Lo que casi nadie te explica es que el desodorante y el antitranspirante no son la misma cosa. Y ahí está el motivo por el que probás uno tras otro y ninguno te dura.
Desodorante y antitranspirante: no son lo mismo
El desodorante trabaja sobre el olor. Perfuma y ayuda a controlar las bacterias de la piel que hacen que la transpiración huela. Pero no reduce la cantidad de transpiración: seguís mojada, solo que con mejor aroma.
El antitranspirante trabaja sobre la transpiración misma. Actúa sobre los conductos de las glándulas sudoríparas de la axila para que salga menos líquido. Menos transpiración significa, además, menos olor, porque el olor necesita humedad para aparecer.
Y dentro de los antitranspirantes hay una diferencia más: los de góndola, que se aplican a la mañana y aguantan unas horas, y los antitranspirantes clínicos, que se aplican de noche y trabajan por días.
El error que hace que no te funcione
Casi todo el mundo usa el antitranspirante clínico mal. Y cuando no funciona, culpa al producto.
La regla es simple y es al revés de lo que hacés por costumbre:
- Se aplica de noche, antes de dormir, no a la mañana. De noche transpirás menos y el producto puede actuar tranquilo.
- La piel tiene que estar limpia y completamente seca. Si queda húmeda, no funciona igual y encima puede irritar.
- Una o dos pasadas alcanzan. Más producto no es más efecto.
- A la mañana te bañás normal. No hace falta volver a aplicar: el efecto ya está.
- Se repite recién cuando vuelve la transpiración, cada 2 a 5 días según la fórmula.

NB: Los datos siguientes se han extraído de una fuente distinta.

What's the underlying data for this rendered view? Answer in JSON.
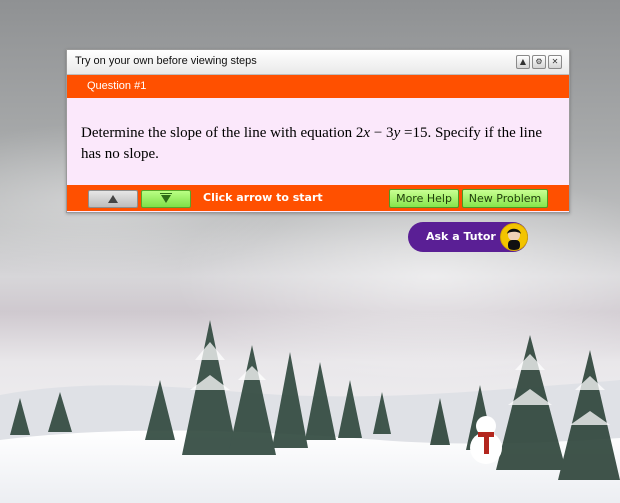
{
  "panel": {
    "title": "Try on your own  before viewing steps",
    "window_buttons": [
      "minimize-icon",
      "settings-icon",
      "close-icon"
    ],
    "question_label": "Question #1",
    "question_text_html": "Determine the slope of the line with equation 2<i>x</i> − 3<i>y</i> =15. Specify if the line has no slope.",
    "hint": "Click arrow to start",
    "more_help": "More Help",
    "new_problem": "New Problem"
  },
  "tutor_button": {
    "label": "Ask a Tutor"
  },
  "colors": {
    "accent": "#ff5000",
    "tutor": "#5a1f95",
    "panel_bg": "#fbe8fb",
    "green_button": "#86e54b"
  }
}
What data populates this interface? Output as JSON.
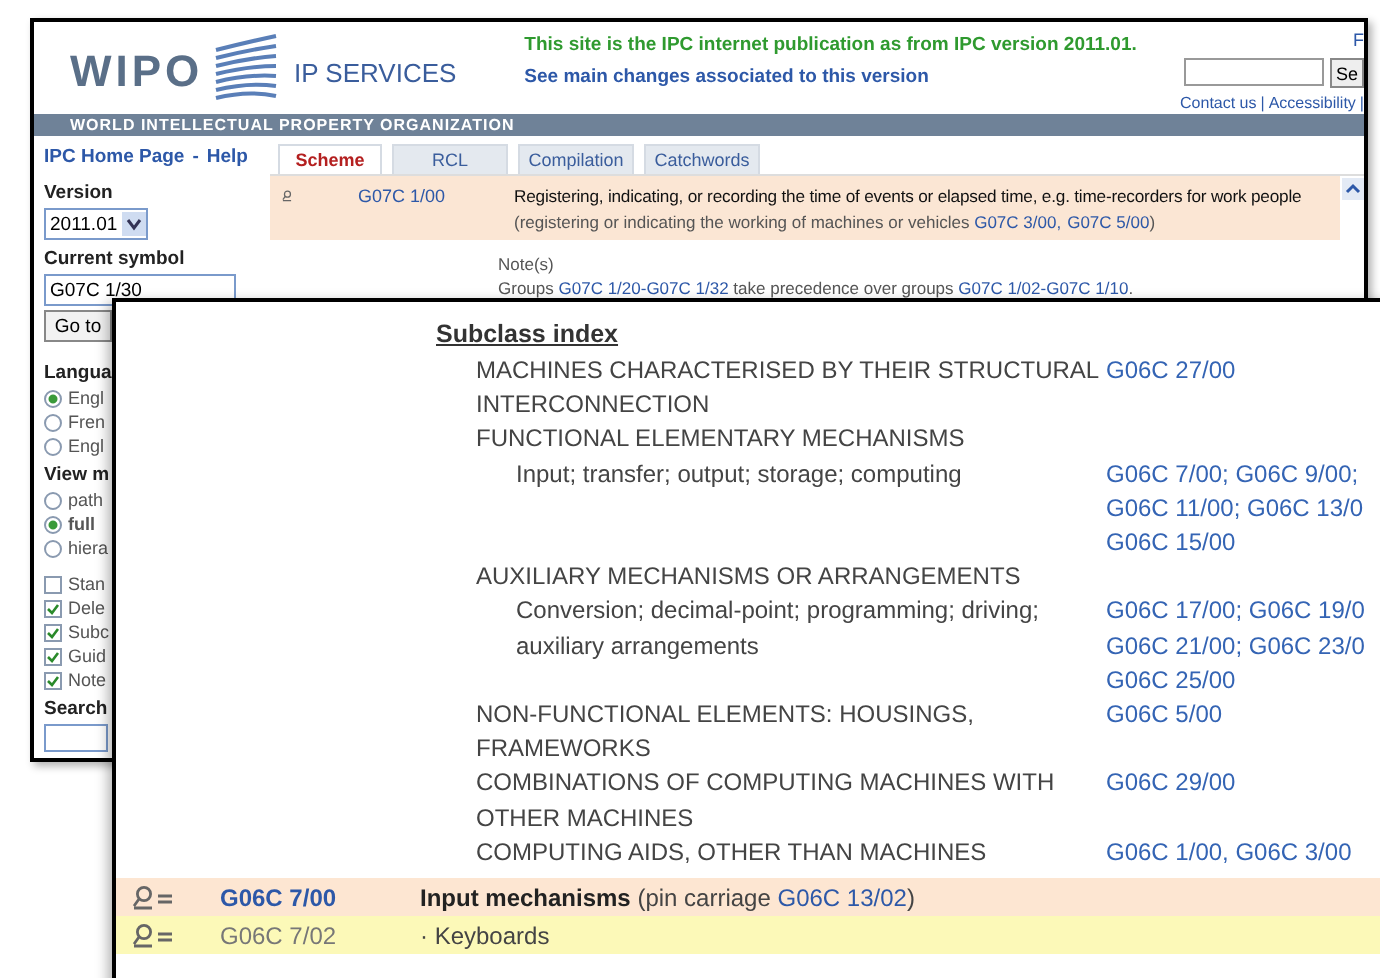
{
  "back_window": {
    "logo": "WIPO",
    "service": "IP SERVICES",
    "notice": "This site is the IPC internet publication as from IPC version 2011.01.",
    "changes_link": "See main changes associated to this version",
    "corner_letter": "F",
    "search_button": "Se",
    "top_links": [
      "Contact us",
      "|",
      "Accessibility",
      "|"
    ],
    "band": "WORLD INTELLECTUAL PROPERTY ORGANIZATION",
    "sidebar": {
      "home_links": [
        "IPC Home Page",
        "-",
        "Help"
      ],
      "version_label": "Version",
      "version": "2011.01",
      "symbol_label": "Current symbol",
      "symbol": "G07C 1/30",
      "go_button": "Go to",
      "language_label": "Langua",
      "languages": [
        {
          "label": "Engl",
          "selected": true
        },
        {
          "label": "Fren",
          "selected": false
        },
        {
          "label": "Engl",
          "selected": false
        }
      ],
      "view_label": "View m",
      "views": [
        {
          "label": "path",
          "selected": false
        },
        {
          "label": "full",
          "selected": true
        },
        {
          "label": "hiera",
          "selected": false
        }
      ],
      "options": [
        {
          "label": "Stan",
          "checked": false
        },
        {
          "label": "Dele",
          "checked": true
        },
        {
          "label": "Subc",
          "checked": true
        },
        {
          "label": "Guid",
          "checked": true
        },
        {
          "label": "Note",
          "checked": true
        }
      ],
      "search_label": "Search"
    },
    "tabs": [
      {
        "label": "Scheme",
        "selected": true
      },
      {
        "label": "RCL",
        "selected": false
      },
      {
        "label": "Compilation",
        "selected": false
      },
      {
        "label": "Catchwords",
        "selected": false
      }
    ],
    "entry": {
      "symbol": "G07C 1/00",
      "title": "Registering, indicating, or recording the time of events or elapsed time, e.g. time-recorders for work people",
      "reference": [
        {
          "kind": "text",
          "text": "(registering or indicating the working of machines or vehicles "
        },
        {
          "kind": "link",
          "text": "G07C 3/00,"
        },
        {
          "kind": "link",
          "text": "G07C 5/00"
        },
        {
          "kind": "text",
          "text": ")"
        }
      ]
    },
    "note_label": "Note(s)",
    "note": [
      {
        "kind": "text",
        "text": "Groups "
      },
      {
        "kind": "link",
        "text": "G07C 1/20-G07C 1/32"
      },
      {
        "kind": "text",
        "text": " take precedence over groups "
      },
      {
        "kind": "link",
        "text": "G07C 1/02-G07C 1/10"
      },
      {
        "kind": "text",
        "text": "."
      }
    ]
  },
  "front_window": {
    "index_title": "Subclass index",
    "entries": [
      {
        "term": "MACHINES CHARACTERISED BY THEIR STRUCTURAL INTERCONNECTION",
        "codes": [
          "G06C 27/00"
        ]
      },
      {
        "term": "FUNCTIONAL ELEMENTARY MECHANISMS",
        "children": [
          {
            "term": "Input; transfer; output; storage; computing",
            "codes": [
              "G06C 7/00; G06C 9/00;",
              "G06C 11/00; G06C 13/0",
              "G06C 15/00"
            ]
          }
        ]
      },
      {
        "term": "AUXILIARY MECHANISMS OR ARRANGEMENTS",
        "children": [
          {
            "term": "Conversion; decimal-point; programming; driving; auxiliary arrangements",
            "codes": [
              "G06C 17/00; G06C 19/0",
              "G06C 21/00; G06C 23/0",
              "G06C 25/00"
            ]
          }
        ]
      },
      {
        "term": "NON-FUNCTIONAL ELEMENTS: HOUSINGS, FRAMEWORKS",
        "codes": [
          "G06C 5/00"
        ]
      },
      {
        "term": "COMBINATIONS OF COMPUTING MACHINES WITH OTHER MACHINES",
        "codes": [
          "G06C 29/00"
        ]
      },
      {
        "term": "COMPUTING AIDS, OTHER THAN MACHINES",
        "codes": [
          "G06C 1/00, G06C 3/00"
        ]
      }
    ],
    "rows": [
      {
        "kind": "group",
        "symbol": "G06C 7/00",
        "title": [
          {
            "kind": "bold",
            "text": "Input mechanisms"
          },
          {
            "kind": "text",
            "text": " (pin carriage "
          },
          {
            "kind": "link",
            "text": "G06C 13/02"
          },
          {
            "kind": "text",
            "text": ")"
          }
        ]
      },
      {
        "kind": "subgroup",
        "symbol": "G06C 7/02",
        "title": [
          {
            "kind": "text",
            "text": "· Keyboards"
          }
        ]
      }
    ]
  }
}
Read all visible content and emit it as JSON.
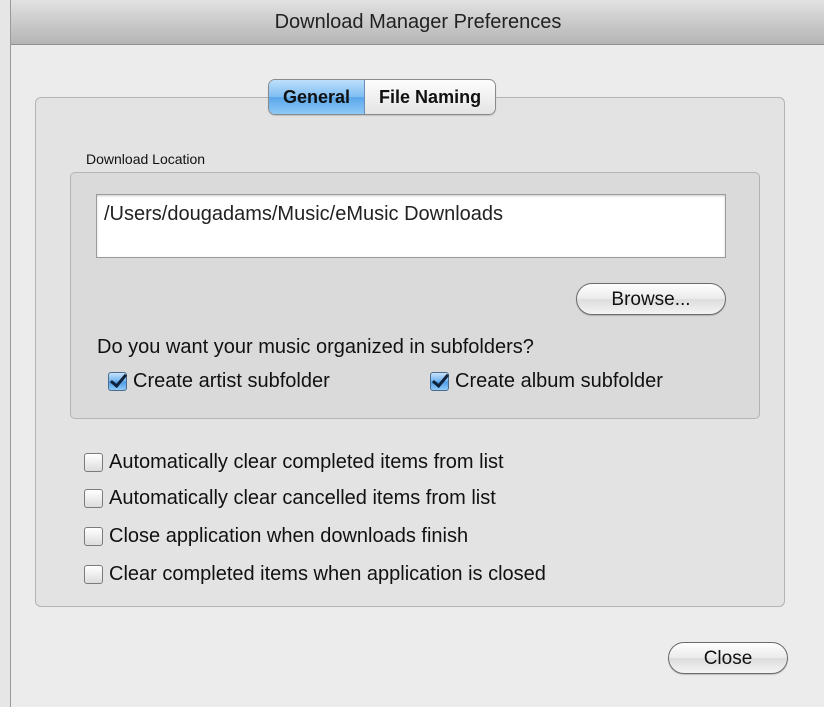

Dos cosas más, importantes: no lo apliques dentro de las 48 horas posteriores a depilarte, ni si tenés la piel lastimada o irritada. Y si aparece ardor o enrojecimiento, lavá con abundante agua y suspendé el uso.
¿Cuál te conviene?
Depende de cuánto transpirás y de qué tan sensible tenés la piel.
- Piel sensible o es tu primera vez: arrancá por la fórmula más suave. Protege de 2 a 3 días y tiene menos riesgo de irritar.
- Transpiración moderada a intensa, uso diario: la versión clásica, de 3 a 5 días. Es la más elegida para oficina, gimnasio y días de calor.
- Transpiración muy fuerte: la versión reforzada, hasta 5 días. Pensada para quienes ya probaron todo lo demás.
- No querés aluminio ni perfume: la piedra de alumbre en formato stick. Controla el olor, no mancha la ropa y no deja sensación pegajosa. Ojo: controla el olor, no reduce la transpiración.
Un dato que sorprende: rinde mucho más de lo que parece
Un frasco de 20 ml parece nada al lado de un desodorante de 150 ml. Pero como se aplica cada 2 a 5 días y con una o dos pasadas, un envase chico puede acompañarte varios meses. Si sacás la cuenta por día de uso, termina saliendo menos que reponer desodorante común todos los meses.
Cuándo conviene consultar
Transpirar es normal y saludable: es como el cuerpo regula la temperatura. Pero si la transpiración es tan abundante que te condiciona el trabajo, la ropa o la vida social, o si aparece de golpe sin explicación, vale la pena hablarlo con un profesional de la salud. Existen tratamientos médicos para eso y un cosmético, por bueno que sea, no reemplaza una consulta.
Para llevarte
- Desodorante tapa el olor. Antitranspirante reduce la transpiración. No son lo mismo.
- El antitranspirante clínico se aplica de noche, sobre piel seca.
- No se reaplica a la mañana. Se repite recién cuando vuelve la transpiración.
- Empezá por la fórmula suave y subí si hace falta.
- Nunca sobre piel recién depilada o lastimada.